The considerable increase in the 1991-1992 request reflects inflated costs and the county's postponement of numerous projects even as rapid growth strained existing facilities, said Steven D. Powell, Department of Management and Budget director.
"It tells me agencies perceive a lot of needs," he said.
"We've only really had an aggressive capital program for the last three or four years. It's not alarming, but we need to maintain an aggressive program so we can address projects over time."
Up until five years ago, the county relied heavily on available revenues to finance projects, such as schools and senior centers, to avoid incurring debt.
But since then, as costs for backlogged projects have soared beyond residents' ability to pay, it has turned more to selling bonds for long-term financing. Powell said that approach will continue.
Although the revenue outlook remains uncertain, Powell said he does not expect the 1991-1992 capital budget to exceed this year's $50.5 million spending plan -- meaning about $40 million worth of projects would have to be cut or postponed.
The $91.7 million proposal includes a projected $70.6 million in county revenues, of which about $40 million would be borrowed, $15.4 million would come from the state and $5.7 million would come from federal and other sources.
The request is part of a flexible six-year capital improvement spending plan outlining financing schedules for an estimated $557 million in projects.
"There will be a lot of rearranging," said Powell. "The six-year program may turn into an eight- or nine-year program.
"It will require a lot of difficult decision-making."
Commissioner Julia W. Gouge said the economy "will play a large part in the next few months dictating what we can and can't do."
The county relies primarily on local property taxes, income taxes and state assistance for revenue.
Property tax revenue is expected to increase at a declining rate in coming years as growth slows.
Agencies have asked that a number of projects either be moved up or included in the long-range plan, contributing to the $91.7 million request.
The adopted 1990-1991 capital budget book projected a $69.8 million spending plan for 1991-1992.
For example, the total projected for roads construction for 1991-1992 in the adopted budget is $8.3 million; the total requested is $20.4 million.
No money was designated for a Westminster library expansion; $2.6 million is being sought. Only $210,000 was projected for portable classrooms; $594,000 has been requested.

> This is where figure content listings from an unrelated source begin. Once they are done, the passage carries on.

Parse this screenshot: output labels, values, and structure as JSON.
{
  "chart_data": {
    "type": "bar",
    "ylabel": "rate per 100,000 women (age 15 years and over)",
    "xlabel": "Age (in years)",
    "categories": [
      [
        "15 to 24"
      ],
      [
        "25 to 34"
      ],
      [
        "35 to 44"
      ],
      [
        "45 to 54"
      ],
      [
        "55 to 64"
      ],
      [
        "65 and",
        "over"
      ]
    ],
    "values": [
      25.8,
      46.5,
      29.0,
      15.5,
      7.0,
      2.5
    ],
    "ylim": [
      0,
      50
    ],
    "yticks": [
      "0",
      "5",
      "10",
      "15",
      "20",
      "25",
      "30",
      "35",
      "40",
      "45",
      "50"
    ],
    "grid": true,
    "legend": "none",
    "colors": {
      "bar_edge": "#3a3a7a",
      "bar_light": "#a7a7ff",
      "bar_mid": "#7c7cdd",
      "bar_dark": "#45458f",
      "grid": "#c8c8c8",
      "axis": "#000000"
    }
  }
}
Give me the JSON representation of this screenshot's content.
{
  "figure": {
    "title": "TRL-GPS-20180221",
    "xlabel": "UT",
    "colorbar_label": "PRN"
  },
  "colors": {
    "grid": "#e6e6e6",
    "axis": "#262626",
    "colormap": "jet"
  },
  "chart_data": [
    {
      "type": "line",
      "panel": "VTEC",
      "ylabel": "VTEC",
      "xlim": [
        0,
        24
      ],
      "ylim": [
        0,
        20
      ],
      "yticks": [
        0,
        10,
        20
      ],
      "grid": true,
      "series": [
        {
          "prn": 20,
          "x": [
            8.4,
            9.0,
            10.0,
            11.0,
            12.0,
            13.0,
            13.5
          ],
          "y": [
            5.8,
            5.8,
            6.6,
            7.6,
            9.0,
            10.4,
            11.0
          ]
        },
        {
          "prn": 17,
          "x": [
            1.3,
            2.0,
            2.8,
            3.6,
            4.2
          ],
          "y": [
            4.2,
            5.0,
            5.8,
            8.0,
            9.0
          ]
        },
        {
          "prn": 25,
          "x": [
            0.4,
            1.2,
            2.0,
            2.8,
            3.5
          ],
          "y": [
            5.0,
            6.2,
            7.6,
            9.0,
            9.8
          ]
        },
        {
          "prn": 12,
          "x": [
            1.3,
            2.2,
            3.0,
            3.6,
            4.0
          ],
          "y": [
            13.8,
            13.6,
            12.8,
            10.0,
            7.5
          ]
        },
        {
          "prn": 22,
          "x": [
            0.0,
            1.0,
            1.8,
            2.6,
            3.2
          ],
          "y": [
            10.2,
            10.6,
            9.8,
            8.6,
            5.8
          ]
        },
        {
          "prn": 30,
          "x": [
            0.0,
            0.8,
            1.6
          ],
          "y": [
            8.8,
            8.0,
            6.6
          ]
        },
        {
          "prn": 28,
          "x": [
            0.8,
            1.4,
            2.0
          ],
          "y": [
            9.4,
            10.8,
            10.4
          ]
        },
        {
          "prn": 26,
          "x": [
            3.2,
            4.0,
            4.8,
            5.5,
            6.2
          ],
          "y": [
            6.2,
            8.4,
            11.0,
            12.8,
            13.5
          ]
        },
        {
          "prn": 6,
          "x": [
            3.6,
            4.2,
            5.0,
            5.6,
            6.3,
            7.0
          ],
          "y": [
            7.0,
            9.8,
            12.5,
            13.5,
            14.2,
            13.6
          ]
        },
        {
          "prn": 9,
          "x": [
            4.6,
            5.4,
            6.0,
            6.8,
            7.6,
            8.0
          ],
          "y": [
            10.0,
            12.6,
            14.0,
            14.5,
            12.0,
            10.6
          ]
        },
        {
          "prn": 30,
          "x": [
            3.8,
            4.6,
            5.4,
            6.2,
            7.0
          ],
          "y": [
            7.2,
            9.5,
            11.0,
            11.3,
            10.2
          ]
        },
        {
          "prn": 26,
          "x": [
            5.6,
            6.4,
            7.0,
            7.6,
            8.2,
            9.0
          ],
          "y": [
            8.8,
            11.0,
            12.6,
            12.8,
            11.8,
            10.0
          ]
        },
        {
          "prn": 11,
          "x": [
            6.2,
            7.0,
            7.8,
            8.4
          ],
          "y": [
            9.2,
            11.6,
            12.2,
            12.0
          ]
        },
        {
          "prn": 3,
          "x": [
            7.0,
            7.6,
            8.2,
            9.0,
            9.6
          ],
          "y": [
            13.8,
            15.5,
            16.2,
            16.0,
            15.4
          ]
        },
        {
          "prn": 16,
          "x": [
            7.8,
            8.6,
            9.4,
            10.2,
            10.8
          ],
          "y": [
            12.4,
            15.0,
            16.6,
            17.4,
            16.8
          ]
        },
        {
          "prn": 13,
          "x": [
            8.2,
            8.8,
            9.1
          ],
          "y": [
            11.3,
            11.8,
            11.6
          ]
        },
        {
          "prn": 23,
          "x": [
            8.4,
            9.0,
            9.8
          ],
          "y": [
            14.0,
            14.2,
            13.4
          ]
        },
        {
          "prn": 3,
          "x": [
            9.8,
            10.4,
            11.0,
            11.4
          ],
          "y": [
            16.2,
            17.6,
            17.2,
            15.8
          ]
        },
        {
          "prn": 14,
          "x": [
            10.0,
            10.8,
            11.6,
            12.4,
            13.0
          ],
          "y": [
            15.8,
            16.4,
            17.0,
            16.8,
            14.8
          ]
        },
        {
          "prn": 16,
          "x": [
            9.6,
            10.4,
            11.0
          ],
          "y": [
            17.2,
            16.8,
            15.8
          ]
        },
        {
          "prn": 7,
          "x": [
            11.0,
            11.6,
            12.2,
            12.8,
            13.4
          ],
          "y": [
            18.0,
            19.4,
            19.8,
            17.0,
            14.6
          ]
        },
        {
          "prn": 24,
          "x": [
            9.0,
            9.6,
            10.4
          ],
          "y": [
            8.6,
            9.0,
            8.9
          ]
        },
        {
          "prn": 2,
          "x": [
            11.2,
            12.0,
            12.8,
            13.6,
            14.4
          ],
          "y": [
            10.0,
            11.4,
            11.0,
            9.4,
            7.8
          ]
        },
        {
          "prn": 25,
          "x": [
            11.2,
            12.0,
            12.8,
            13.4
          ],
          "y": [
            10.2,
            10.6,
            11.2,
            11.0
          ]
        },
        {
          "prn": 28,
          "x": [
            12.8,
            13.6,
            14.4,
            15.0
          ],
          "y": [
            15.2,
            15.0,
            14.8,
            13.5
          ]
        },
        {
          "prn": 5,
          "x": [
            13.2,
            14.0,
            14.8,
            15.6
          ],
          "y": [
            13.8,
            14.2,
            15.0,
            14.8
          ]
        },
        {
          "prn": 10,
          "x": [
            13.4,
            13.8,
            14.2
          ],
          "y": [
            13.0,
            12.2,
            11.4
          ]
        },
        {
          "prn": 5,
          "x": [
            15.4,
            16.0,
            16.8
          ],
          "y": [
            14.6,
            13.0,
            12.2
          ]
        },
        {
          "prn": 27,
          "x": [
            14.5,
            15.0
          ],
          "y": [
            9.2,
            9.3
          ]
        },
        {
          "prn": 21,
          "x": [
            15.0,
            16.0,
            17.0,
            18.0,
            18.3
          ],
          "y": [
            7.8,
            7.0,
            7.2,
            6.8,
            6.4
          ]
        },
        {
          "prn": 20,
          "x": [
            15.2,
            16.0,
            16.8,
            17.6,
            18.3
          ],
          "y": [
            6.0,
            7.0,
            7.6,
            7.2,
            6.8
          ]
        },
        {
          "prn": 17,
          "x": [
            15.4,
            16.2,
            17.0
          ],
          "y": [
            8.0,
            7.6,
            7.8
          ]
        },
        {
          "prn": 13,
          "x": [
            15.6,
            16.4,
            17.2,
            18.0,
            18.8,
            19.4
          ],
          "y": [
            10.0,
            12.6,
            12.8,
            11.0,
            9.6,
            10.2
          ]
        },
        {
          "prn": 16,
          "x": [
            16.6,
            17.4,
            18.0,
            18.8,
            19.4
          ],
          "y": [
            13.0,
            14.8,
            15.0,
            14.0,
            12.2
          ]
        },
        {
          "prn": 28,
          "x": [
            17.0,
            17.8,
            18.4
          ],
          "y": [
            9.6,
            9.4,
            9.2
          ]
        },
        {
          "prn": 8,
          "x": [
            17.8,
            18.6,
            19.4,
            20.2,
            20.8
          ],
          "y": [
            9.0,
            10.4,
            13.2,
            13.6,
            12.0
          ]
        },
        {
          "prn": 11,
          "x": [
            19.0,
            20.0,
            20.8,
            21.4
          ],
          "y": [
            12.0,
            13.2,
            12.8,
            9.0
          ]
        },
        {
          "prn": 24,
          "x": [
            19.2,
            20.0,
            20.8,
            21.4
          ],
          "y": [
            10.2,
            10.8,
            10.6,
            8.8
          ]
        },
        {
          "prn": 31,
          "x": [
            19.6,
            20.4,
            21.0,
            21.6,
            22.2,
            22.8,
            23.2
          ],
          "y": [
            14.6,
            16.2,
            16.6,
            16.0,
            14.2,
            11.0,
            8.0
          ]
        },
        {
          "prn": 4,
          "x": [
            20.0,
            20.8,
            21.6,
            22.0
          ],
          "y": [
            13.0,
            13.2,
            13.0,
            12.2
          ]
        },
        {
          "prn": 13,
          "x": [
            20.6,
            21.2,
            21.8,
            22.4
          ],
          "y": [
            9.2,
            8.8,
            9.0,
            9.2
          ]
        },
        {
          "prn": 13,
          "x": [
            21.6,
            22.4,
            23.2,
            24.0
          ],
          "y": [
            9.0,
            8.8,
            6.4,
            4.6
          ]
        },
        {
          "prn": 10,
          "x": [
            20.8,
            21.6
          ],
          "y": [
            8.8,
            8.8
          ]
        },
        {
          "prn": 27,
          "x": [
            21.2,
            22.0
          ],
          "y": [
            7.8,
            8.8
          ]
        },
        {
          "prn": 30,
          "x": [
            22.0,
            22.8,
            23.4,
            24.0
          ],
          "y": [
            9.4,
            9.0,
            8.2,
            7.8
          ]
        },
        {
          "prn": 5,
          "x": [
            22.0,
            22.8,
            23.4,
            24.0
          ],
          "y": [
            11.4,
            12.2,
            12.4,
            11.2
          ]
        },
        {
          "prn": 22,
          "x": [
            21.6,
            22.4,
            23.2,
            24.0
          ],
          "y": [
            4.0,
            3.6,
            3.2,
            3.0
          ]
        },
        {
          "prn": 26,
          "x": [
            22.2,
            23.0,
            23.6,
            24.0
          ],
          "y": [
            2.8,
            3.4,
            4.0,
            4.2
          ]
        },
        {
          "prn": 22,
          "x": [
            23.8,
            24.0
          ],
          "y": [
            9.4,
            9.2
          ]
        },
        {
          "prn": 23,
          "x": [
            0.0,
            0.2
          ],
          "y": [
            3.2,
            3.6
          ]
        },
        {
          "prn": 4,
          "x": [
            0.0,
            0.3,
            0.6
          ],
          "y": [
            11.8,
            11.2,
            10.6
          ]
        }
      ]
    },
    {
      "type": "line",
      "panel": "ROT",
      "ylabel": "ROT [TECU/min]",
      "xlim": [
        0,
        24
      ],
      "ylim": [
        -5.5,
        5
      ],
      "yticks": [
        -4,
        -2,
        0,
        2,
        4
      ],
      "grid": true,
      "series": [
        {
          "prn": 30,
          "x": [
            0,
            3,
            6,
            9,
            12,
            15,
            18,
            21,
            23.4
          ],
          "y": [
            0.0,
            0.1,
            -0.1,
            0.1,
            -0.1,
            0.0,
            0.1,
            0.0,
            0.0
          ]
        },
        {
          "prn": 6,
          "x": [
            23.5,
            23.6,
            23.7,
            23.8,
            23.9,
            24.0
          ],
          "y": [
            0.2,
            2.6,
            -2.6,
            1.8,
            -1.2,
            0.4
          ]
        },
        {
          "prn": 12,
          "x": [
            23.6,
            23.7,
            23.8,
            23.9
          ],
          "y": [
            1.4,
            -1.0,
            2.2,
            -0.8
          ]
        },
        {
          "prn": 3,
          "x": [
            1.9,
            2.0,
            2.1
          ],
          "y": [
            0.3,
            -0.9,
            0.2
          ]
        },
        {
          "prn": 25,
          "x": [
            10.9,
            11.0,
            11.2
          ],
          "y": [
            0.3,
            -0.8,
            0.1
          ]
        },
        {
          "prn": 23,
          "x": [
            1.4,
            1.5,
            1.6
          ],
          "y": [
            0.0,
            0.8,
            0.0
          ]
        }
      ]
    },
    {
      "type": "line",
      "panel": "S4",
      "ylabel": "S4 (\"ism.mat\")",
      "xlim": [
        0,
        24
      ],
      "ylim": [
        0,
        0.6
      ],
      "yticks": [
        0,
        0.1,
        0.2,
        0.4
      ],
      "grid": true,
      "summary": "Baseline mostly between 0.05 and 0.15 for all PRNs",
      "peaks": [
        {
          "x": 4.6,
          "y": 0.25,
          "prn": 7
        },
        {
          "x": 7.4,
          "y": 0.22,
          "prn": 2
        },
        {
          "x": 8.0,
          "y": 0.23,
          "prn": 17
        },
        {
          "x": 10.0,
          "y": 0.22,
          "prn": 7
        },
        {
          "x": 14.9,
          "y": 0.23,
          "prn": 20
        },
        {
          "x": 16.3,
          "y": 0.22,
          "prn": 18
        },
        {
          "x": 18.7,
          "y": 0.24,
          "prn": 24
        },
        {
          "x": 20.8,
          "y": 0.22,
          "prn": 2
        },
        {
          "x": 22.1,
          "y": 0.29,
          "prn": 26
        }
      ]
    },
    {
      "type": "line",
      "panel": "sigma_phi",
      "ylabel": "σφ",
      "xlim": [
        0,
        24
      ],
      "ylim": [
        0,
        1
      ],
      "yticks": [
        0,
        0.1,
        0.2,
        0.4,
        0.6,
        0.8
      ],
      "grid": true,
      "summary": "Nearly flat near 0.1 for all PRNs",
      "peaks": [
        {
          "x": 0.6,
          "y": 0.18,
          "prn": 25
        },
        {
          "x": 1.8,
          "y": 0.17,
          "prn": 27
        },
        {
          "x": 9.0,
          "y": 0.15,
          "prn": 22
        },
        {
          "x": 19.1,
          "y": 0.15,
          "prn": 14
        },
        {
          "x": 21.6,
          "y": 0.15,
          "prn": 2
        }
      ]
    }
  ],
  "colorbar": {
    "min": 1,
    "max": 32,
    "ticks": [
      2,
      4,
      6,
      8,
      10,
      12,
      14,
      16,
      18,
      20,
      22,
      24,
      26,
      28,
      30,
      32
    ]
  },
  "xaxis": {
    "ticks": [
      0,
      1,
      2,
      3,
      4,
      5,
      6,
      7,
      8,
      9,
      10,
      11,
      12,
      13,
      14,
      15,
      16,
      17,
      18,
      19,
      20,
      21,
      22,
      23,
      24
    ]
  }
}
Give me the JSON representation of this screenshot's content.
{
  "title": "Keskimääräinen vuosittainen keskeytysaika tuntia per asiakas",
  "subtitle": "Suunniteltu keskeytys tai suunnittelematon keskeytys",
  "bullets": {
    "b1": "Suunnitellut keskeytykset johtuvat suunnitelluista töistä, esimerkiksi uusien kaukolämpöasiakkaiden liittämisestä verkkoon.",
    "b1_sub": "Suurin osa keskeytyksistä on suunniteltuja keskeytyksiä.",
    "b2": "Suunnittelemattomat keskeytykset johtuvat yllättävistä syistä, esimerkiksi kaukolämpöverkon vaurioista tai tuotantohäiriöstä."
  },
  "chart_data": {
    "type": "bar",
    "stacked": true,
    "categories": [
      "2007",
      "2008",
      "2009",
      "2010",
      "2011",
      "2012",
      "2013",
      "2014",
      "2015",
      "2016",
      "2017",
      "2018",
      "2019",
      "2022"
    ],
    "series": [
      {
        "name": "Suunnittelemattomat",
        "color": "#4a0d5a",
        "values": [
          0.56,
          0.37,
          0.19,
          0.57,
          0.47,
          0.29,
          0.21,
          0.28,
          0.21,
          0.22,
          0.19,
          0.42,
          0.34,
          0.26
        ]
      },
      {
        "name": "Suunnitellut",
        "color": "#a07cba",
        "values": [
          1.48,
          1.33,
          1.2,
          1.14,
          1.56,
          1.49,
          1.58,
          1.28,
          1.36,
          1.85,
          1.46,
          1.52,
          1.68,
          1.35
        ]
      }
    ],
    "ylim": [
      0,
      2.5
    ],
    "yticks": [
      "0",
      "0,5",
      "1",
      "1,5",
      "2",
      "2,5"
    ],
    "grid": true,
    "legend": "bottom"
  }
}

"There will be a tremendous amount cut to get down to a reasonable level to work with," Gouge said.
The requests include $7.2 million for a new Taneytown/Uniontown Elementary and Special Education Center, $3.9 million for a Mechanicsville Elementary expansion, $959,000 for regional health department offices and land acquisition for a future health facility and $4.2 million for landfill closures and expansion (see accompanying chart).
The budget office prepared the requests for the County Planning and Zoning Commission, which ranks them based on priority.
It is expected to return recommendations to budget analysts in December, who then will advise the newly elected commissioners.